"Coach" Roscoe Draper

Born in Haverford, PA on May 14, 1919, Roscoe Draper grew up in Haverford and Bryn Mawr Pennsylvania. He graduated with honors from Haverford High School and continued his education at the Hampton Institute (later became Hampton University). After enrolling in the civil pilot training program in 1939, Roscoe received his Private Pilot license in 1940. He was one of two men selected for the secondary course at the Tuskegee Institute (later became Tuskegee University) and completed his pilot training in 1942. He was one of the first ten men of color selected to serve as flight instructor for the Army Air Corps "Tuskegee Experiment". He taught Army Air Corps cadets in the primary phase of their flight training at Moton Field, Tuskegee, AL (from 1942 to 1946) and he also served on the academic board for the Tuskegee Institute.
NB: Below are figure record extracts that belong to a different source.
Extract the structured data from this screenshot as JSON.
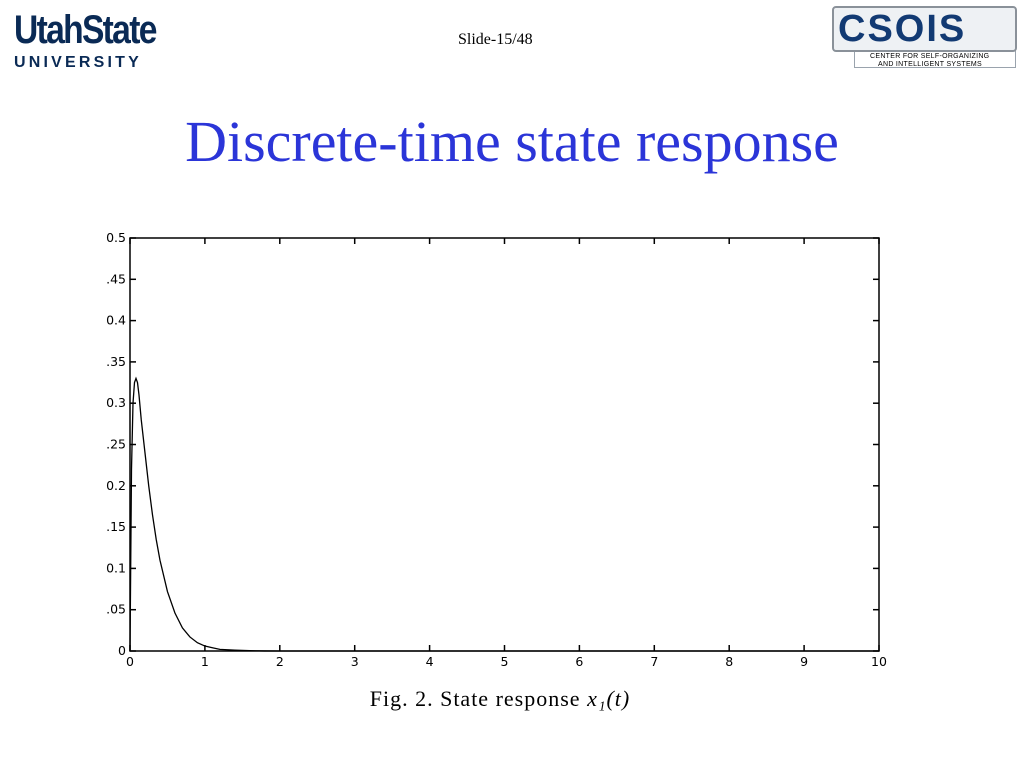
{
  "header": {
    "usu_logo_line1": "UtahState",
    "usu_logo_line2": "UNIVERSITY",
    "slide_number": "Slide-15/48",
    "csois_logo_text": "CSOIS",
    "csois_logo_sub1": "CENTER FOR SELF-ORGANIZING",
    "csois_logo_sub2": "AND INTELLIGENT SYSTEMS"
  },
  "slide": {
    "title": "Discrete-time state response"
  },
  "figure": {
    "caption_prefix": "Fig. 2.  State response ",
    "caption_math": "x₁(t)"
  },
  "chart_data": {
    "type": "line",
    "title": "",
    "xlabel": "",
    "ylabel": "",
    "xlim": [
      0,
      10
    ],
    "ylim": [
      0,
      0.5
    ],
    "xticks": [
      "0",
      "1",
      "2",
      "3",
      "4",
      "5",
      "6",
      "7",
      "8",
      "9",
      "10"
    ],
    "yticks": [
      "0",
      ".05",
      "0.1",
      ".15",
      "0.2",
      ".25",
      "0.3",
      ".35",
      "0.4",
      ".45",
      "0.5"
    ],
    "grid": false,
    "series": [
      {
        "x": [
          0,
          0.02,
          0.04,
          0.06,
          0.08,
          0.1,
          0.12,
          0.15,
          0.2,
          0.25,
          0.3,
          0.35,
          0.4,
          0.5,
          0.6,
          0.7,
          0.8,
          0.9,
          1.0,
          1.1,
          1.2,
          1.4,
          1.6,
          1.8,
          2.0,
          3,
          4,
          5,
          6,
          7,
          8,
          9,
          10
        ],
        "y": [
          0.0,
          0.22,
          0.3,
          0.325,
          0.33,
          0.325,
          0.31,
          0.28,
          0.24,
          0.2,
          0.165,
          0.135,
          0.11,
          0.072,
          0.046,
          0.028,
          0.017,
          0.01,
          0.006,
          0.004,
          0.002,
          0.001,
          0.0004,
          0.0001,
          0.0,
          0.0,
          0.0,
          0.0,
          0.0,
          0.0,
          0.0,
          0.0,
          0.0
        ],
        "color": "#000000"
      }
    ]
  }
}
"Coach" was mentored by another aviation legend, "Chief" Charles Alfred Anderson (1907-1996) who was also from the Philadelphia area. Together, they trained the famed Tuskegee Airmen who went on to copile their own impressive list of accomplishments. Roscoe was affectionately given the nickname "Coach" by his flight students because it described his teaching style.

Coach later worked for the US Postal Service and the FAA in several capacities, including Pilot Examiner and Accident Investigator. Among his many airplane ratings, Coach is also certified in helicopters. His ratings are still current and he is teaching others to became better pilots.

The above is a summary of an article in a local Philadelphia newspaper but barely scratches the surface of "Coach" Draper's remarkable life.